The better walking days were when I was old enough to sashay and glide; take my time meandering and strolling, to the place where all good things happen. Overstreet. Which, for those who don’t know, is our far north yank-speak for Downtown. I could spend my fifty cent allowance buying nickle candy at the Economy Store, making sure to save the quarter I needed for the Sat’dy matinee a couple doors down at the Savoy. And often times, I’d even have enough to stop at The Candy Kitchen for a creamie on the way home, if that’s what the gang wanted to do.
In the pre-bicycle summers, walking to the pool was the equivalent my now-self walking 5 miles on the huff and puff scale. I’ve actually checked since then and know now it was just a hair shy of a mile…but it was the last half that was a killer. Or so it seemed at the time. And looking back…having a bike didn’t improve that hill any…not one lick! I don’t think I managed to stay ON the bike the whole way up but once, and only then because I rode that hill like it was a Donkey Kong trail, without the ladders! Back and forth, back and forth, back and forth. It was easier to push it (or leave it home). Besides, kids pushing bicycles up that hill was just the way of it…until the 10-speed arrived. YeeHaw…what an invention. Not that I ever had one, but boy could those kids ride that hill like it was nothing!
Our’s was a small town; a good, walking town for a kid when you come right down to it. Nestled in a little valley surrounded by the Green Mountains; a college town without acting like a college town because we didn’t really sport the kinds of places college kids like to hang. And those we did have, the cadets managed to get thrown out of more often than not, so it was really just us town folk most of the time.
I loved walking that town, and I know it’s from walking that town that I feel so drawn to the beauty in everyday things that I often take pictures of. Imagine walking down the street where you live, and everywhere you look, there’s a mountain, or a brook, or a river. Walk to the end of that street and you can chose to go straight over the footbridge, crossing the river towards downtown and what adventures lie there. Or left over the tracks towards one of your schools or a shortcut to your friend’s house, the side street tree lined and leaf covered. Or better yet, turn right and walk to where the pavement ends and the dirt begins. Fields full of wild flowers and cows; promises of swimming holes and tire swings, and mountains as far as the eye can see.

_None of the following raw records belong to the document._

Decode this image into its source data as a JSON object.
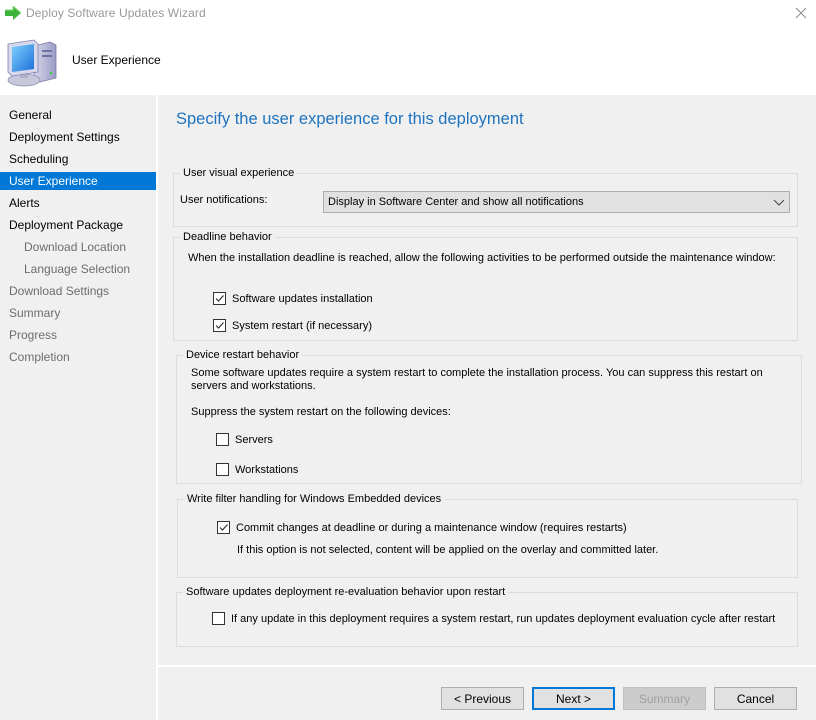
{
  "window": {
    "title": "Deploy Software Updates Wizard",
    "app_icon": "green-arrow-icon",
    "close_icon": "close-icon"
  },
  "header": {
    "icon": "computer-icon",
    "page_label": "User Experience"
  },
  "sidebar": {
    "items": [
      {
        "label": "General",
        "state": "normal",
        "level": 0
      },
      {
        "label": "Deployment Settings",
        "state": "normal",
        "level": 0
      },
      {
        "label": "Scheduling",
        "state": "normal",
        "level": 0
      },
      {
        "label": "User Experience",
        "state": "active",
        "level": 0
      },
      {
        "label": "Alerts",
        "state": "normal",
        "level": 0
      },
      {
        "label": "Deployment Package",
        "state": "normal",
        "level": 0
      },
      {
        "label": "Download Location",
        "state": "disabled",
        "level": 1
      },
      {
        "label": "Language Selection",
        "state": "disabled",
        "level": 1
      },
      {
        "label": "Download Settings",
        "state": "disabled",
        "level": 0
      },
      {
        "label": "Summary",
        "state": "disabled",
        "level": 0
      },
      {
        "label": "Progress",
        "state": "disabled",
        "level": 0
      },
      {
        "label": "Completion",
        "state": "disabled",
        "level": 0
      }
    ]
  },
  "main": {
    "heading": "Specify the user experience for this deployment",
    "user_visual": {
      "legend": "User visual experience",
      "notifications_label": "User notifications:",
      "notifications_value": "Display in Software Center and show all notifications"
    },
    "deadline": {
      "legend": "Deadline behavior",
      "description": "When the installation deadline is reached, allow the following activities to be performed outside the maintenance window:",
      "options": [
        {
          "label": "Software updates installation",
          "checked": true
        },
        {
          "label": "System restart (if necessary)",
          "checked": true
        }
      ]
    },
    "device_restart": {
      "legend": "Device restart behavior",
      "description": "Some software updates require a system restart to complete the installation process. You can suppress this restart on servers and workstations.",
      "suppress_label": "Suppress the system restart on the following devices:",
      "options": [
        {
          "label": "Servers",
          "checked": false
        },
        {
          "label": "Workstations",
          "checked": false
        }
      ]
    },
    "write_filter": {
      "legend": "Write filter handling for Windows Embedded devices",
      "option": {
        "label": "Commit changes at deadline or during a maintenance window (requires restarts)",
        "checked": true
      },
      "note": "If this option is not selected, content will be applied on the overlay and committed later."
    },
    "reevaluation": {
      "legend": "Software updates deployment re-evaluation behavior upon restart",
      "option": {
        "label": "If any update in this deployment requires a system restart, run updates deployment evaluation cycle after restart",
        "checked": false
      }
    }
  },
  "footer": {
    "previous": "< Previous",
    "next": "Next >",
    "summary": "Summary",
    "cancel": "Cancel"
  },
  "colors": {
    "accent": "#0078d7",
    "heading": "#1e73be",
    "panel_bg": "#f0f0f0"
  }
}
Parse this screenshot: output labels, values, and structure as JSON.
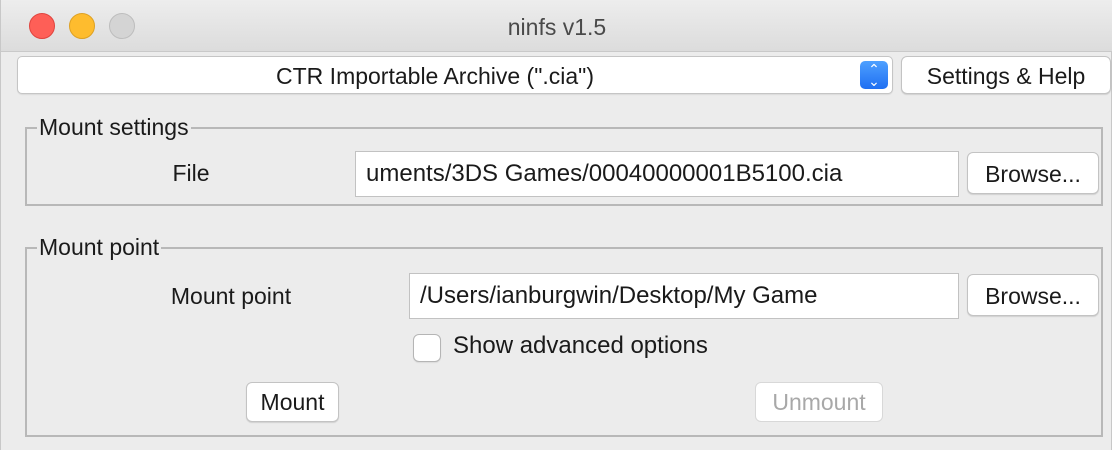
{
  "window": {
    "title": "ninfs v1.5"
  },
  "toolbar": {
    "archive_type_selected": "CTR Importable Archive (\".cia\")",
    "settings_help_label": "Settings & Help"
  },
  "mount_settings": {
    "group_label": "Mount settings",
    "file_label": "File",
    "file_value": "uments/3DS Games/00040000001B5100.cia",
    "browse_label": "Browse..."
  },
  "mount_point": {
    "group_label": "Mount point",
    "field_label": "Mount point",
    "field_value": "/Users/ianburgwin/Desktop/My Game",
    "browse_label": "Browse...",
    "advanced_label": "Show advanced options",
    "advanced_checked": false,
    "mount_label": "Mount",
    "unmount_label": "Unmount"
  },
  "colors": {
    "close": "#fe5f57",
    "minimize": "#febc2e",
    "zoom_inactive": "#d4d4d4",
    "accent": "#1f6ff2",
    "disabled_text": "#a8a8a8"
  }
}
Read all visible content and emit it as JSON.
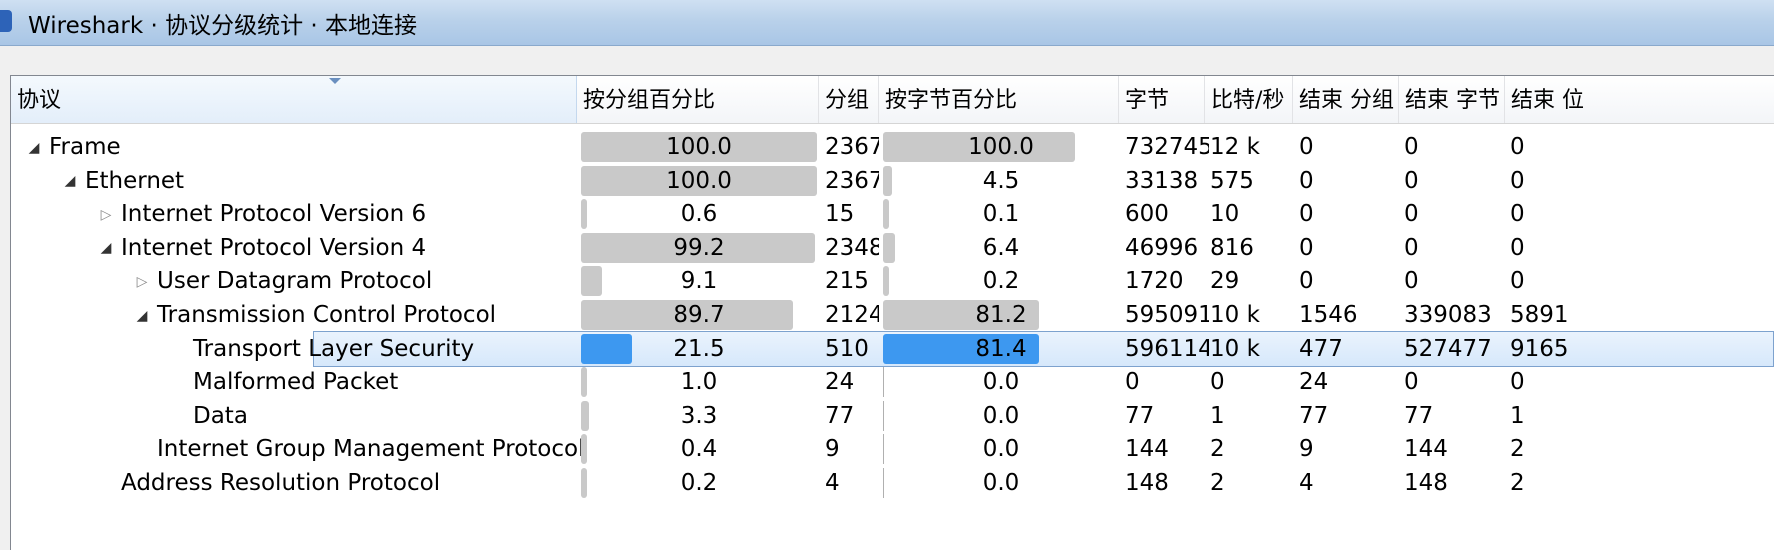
{
  "window": {
    "title": "Wireshark · 协议分级统计 · 本地连接"
  },
  "columns": {
    "protocol": "协议",
    "pct_packets": "按分组百分比",
    "packets": "分组",
    "pct_bytes": "按字节百分比",
    "bytes": "字节",
    "bits_per_sec": "比特/秒",
    "end_packets": "结束 分组",
    "end_bytes": "结束 字节",
    "end_bits": "结束 位"
  },
  "rows": [
    {
      "name": "Frame",
      "depth": 0,
      "expander": "expanded",
      "pct_packets": "100.0",
      "packets": "2367",
      "pct_bytes": "100.0",
      "bytes": "732745",
      "bps": "12 k",
      "end_packets": "0",
      "end_bytes": "0",
      "end_bits": "0",
      "pct_packets_value": 100.0,
      "pct_bytes_value": 100.0,
      "selected": false
    },
    {
      "name": "Ethernet",
      "depth": 1,
      "expander": "expanded",
      "pct_packets": "100.0",
      "packets": "2367",
      "pct_bytes": "4.5",
      "bytes": "33138",
      "bps": "575",
      "end_packets": "0",
      "end_bytes": "0",
      "end_bits": "0",
      "pct_packets_value": 100.0,
      "pct_bytes_value": 4.5,
      "selected": false
    },
    {
      "name": "Internet Protocol Version 6",
      "depth": 2,
      "expander": "collapsed",
      "pct_packets": "0.6",
      "packets": "15",
      "pct_bytes": "0.1",
      "bytes": "600",
      "bps": "10",
      "end_packets": "0",
      "end_bytes": "0",
      "end_bits": "0",
      "pct_packets_value": 0.6,
      "pct_bytes_value": 0.1,
      "selected": false
    },
    {
      "name": "Internet Protocol Version 4",
      "depth": 2,
      "expander": "expanded",
      "pct_packets": "99.2",
      "packets": "2348",
      "pct_bytes": "6.4",
      "bytes": "46996",
      "bps": "816",
      "end_packets": "0",
      "end_bytes": "0",
      "end_bits": "0",
      "pct_packets_value": 99.2,
      "pct_bytes_value": 6.4,
      "selected": false
    },
    {
      "name": "User Datagram Protocol",
      "depth": 3,
      "expander": "collapsed",
      "pct_packets": "9.1",
      "packets": "215",
      "pct_bytes": "0.2",
      "bytes": "1720",
      "bps": "29",
      "end_packets": "0",
      "end_bytes": "0",
      "end_bits": "0",
      "pct_packets_value": 9.1,
      "pct_bytes_value": 0.2,
      "selected": false
    },
    {
      "name": "Transmission Control Protocol",
      "depth": 3,
      "expander": "expanded",
      "pct_packets": "89.7",
      "packets": "2124",
      "pct_bytes": "81.2",
      "bytes": "595091",
      "bps": "10 k",
      "end_packets": "1546",
      "end_bytes": "339083",
      "end_bits": "5891",
      "pct_packets_value": 89.7,
      "pct_bytes_value": 81.2,
      "selected": false
    },
    {
      "name": "Transport Layer Security",
      "depth": 4,
      "expander": "none",
      "pct_packets": "21.5",
      "packets": "510",
      "pct_bytes": "81.4",
      "bytes": "596114",
      "bps": "10 k",
      "end_packets": "477",
      "end_bytes": "527477",
      "end_bits": "9165",
      "pct_packets_value": 21.5,
      "pct_bytes_value": 81.4,
      "selected": true
    },
    {
      "name": "Malformed Packet",
      "depth": 4,
      "expander": "none",
      "pct_packets": "1.0",
      "packets": "24",
      "pct_bytes": "0.0",
      "bytes": "0",
      "bps": "0",
      "end_packets": "24",
      "end_bytes": "0",
      "end_bits": "0",
      "pct_packets_value": 1.0,
      "pct_bytes_value": 0.0,
      "selected": false
    },
    {
      "name": "Data",
      "depth": 4,
      "expander": "none",
      "pct_packets": "3.3",
      "packets": "77",
      "pct_bytes": "0.0",
      "bytes": "77",
      "bps": "1",
      "end_packets": "77",
      "end_bytes": "77",
      "end_bits": "1",
      "pct_packets_value": 3.3,
      "pct_bytes_value": 0.0,
      "selected": false
    },
    {
      "name": "Internet Group Management Protocol",
      "depth": 3,
      "expander": "none",
      "pct_packets": "0.4",
      "packets": "9",
      "pct_bytes": "0.0",
      "bytes": "144",
      "bps": "2",
      "end_packets": "9",
      "end_bytes": "144",
      "end_bits": "2",
      "pct_packets_value": 0.4,
      "pct_bytes_value": 0.0,
      "selected": false
    },
    {
      "name": "Address Resolution Protocol",
      "depth": 2,
      "expander": "none",
      "pct_packets": "0.2",
      "packets": "4",
      "pct_bytes": "0.0",
      "bytes": "148",
      "bps": "2",
      "end_packets": "4",
      "end_bytes": "148",
      "end_bits": "2",
      "pct_packets_value": 0.2,
      "pct_bytes_value": 0.0,
      "selected": false
    }
  ],
  "icons": {
    "expanded": "triangle-down-right-icon",
    "collapsed": "triangle-right-icon",
    "app": "wireshark-fin-icon"
  },
  "colors": {
    "selected_bar": "#3d98f0",
    "bar": "#c9c9c9",
    "selected_row": "#d6e8fb"
  }
}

All the time looking up. All the time thinking…I want to live in those mountains. I want to hear the brooks run and the smell the spring mud; feel the snow tickle as it falls on my face, and crunch under my feet for as long as I live.

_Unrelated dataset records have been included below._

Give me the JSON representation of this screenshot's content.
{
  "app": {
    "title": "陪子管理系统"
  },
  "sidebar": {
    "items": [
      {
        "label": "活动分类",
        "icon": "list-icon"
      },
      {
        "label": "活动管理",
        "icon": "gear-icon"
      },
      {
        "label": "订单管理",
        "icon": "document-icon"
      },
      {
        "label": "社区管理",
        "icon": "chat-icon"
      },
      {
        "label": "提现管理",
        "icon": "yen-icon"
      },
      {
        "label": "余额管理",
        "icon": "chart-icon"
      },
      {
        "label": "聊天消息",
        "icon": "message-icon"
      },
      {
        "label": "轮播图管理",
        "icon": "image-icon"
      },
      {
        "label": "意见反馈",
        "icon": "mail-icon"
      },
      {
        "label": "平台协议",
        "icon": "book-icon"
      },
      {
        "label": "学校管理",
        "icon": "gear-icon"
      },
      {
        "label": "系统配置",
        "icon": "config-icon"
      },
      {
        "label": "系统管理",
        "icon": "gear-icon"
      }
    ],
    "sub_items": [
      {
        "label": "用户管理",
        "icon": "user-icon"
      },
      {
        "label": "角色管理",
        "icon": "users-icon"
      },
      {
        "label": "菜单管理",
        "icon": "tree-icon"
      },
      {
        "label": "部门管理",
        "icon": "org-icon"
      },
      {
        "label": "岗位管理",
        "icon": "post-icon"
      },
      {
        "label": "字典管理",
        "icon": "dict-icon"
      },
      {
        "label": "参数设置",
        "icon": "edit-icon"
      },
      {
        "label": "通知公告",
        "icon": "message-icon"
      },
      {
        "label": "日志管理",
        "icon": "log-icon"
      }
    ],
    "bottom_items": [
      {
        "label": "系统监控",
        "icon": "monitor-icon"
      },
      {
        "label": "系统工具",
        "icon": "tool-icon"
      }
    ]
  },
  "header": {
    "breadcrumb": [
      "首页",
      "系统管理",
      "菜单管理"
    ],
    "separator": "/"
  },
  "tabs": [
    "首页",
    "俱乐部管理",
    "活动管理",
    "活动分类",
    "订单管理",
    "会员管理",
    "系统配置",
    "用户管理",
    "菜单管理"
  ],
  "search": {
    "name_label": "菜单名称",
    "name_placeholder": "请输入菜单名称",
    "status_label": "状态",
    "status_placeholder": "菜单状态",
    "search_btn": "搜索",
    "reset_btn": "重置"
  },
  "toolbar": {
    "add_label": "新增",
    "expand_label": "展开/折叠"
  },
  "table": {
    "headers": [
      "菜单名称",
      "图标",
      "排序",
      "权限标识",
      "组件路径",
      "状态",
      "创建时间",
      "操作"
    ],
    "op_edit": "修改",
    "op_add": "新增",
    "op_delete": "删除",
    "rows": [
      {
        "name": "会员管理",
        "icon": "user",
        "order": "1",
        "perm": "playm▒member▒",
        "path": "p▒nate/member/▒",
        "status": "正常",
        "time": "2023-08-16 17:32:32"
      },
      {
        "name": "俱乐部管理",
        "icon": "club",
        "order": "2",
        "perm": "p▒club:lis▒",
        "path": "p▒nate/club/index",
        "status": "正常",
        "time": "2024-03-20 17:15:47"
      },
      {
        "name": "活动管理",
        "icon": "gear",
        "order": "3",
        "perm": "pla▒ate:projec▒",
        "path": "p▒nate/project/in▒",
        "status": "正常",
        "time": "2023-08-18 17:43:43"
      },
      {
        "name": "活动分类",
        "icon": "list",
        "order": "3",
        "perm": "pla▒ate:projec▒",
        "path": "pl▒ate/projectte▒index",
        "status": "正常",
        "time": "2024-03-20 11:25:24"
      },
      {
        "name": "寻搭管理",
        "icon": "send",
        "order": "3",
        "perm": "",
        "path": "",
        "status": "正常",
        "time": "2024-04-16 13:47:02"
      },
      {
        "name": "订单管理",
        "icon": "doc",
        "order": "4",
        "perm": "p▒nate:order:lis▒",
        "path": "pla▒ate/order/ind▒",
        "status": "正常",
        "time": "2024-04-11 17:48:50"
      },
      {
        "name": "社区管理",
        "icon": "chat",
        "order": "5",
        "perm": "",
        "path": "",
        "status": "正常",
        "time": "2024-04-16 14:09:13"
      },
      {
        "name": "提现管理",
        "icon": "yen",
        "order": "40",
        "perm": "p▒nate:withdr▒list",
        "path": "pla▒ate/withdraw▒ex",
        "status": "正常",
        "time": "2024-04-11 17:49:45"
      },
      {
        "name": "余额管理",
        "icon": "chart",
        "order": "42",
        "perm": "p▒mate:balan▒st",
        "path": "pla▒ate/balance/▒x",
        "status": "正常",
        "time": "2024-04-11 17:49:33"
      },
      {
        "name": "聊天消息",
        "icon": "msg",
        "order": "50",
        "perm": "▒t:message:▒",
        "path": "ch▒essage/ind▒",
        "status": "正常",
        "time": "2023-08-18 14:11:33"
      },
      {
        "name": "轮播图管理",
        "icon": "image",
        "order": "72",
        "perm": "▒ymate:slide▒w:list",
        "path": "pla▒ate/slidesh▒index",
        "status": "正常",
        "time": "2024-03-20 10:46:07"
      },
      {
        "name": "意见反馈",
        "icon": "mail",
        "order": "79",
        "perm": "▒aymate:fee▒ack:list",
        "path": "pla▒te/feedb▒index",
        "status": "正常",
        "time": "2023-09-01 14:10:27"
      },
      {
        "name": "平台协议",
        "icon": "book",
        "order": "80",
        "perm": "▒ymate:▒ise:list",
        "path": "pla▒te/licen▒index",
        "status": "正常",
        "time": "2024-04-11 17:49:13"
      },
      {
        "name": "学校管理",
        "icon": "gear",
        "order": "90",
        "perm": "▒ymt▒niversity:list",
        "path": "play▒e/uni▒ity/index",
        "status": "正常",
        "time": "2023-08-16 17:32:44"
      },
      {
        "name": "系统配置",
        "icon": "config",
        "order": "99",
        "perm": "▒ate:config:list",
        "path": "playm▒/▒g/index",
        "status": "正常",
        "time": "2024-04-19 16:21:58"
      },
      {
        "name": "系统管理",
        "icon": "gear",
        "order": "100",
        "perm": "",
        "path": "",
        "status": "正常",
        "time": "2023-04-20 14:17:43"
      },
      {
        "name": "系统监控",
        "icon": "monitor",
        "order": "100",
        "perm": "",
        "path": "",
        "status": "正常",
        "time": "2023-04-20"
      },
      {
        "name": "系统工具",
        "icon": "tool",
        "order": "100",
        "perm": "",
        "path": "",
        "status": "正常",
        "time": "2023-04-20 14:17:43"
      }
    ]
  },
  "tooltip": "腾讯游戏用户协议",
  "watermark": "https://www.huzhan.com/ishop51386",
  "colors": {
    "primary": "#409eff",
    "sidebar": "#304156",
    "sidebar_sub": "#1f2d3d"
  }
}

I no longer live in that town.
But that town lives in me. I take it with me everywhere, as I take all those things I fell in love with there too.
It’s the peace I reach for when I can find none where I am.
No matter where I hang my hat, my heart remains there…in my little town. Where walking the streets is not a profession…it’s a path to connection. To God, to community, to nature, but most importantly, to oneself.
When I need it, I put on my boots and hit the road and remember. I remember to keep my ears open, my eyes wide, and my mind quiet. I remember to be thankful for some of the absolute best memories of my life…and more so, to be thankful for giving me the mountains my mind ran away to; where I’d sit under a glorious burnt orange tree while it bathed in the red-gold light of a late fall sun…for the absolute worst of my life.
The little town where I learned to walk; to never take for granted the beauty in the simple things; to accept with gratitude, the gifts it gave me every day; and learned too, the true understanding of what it is…the power…to have a place to call home.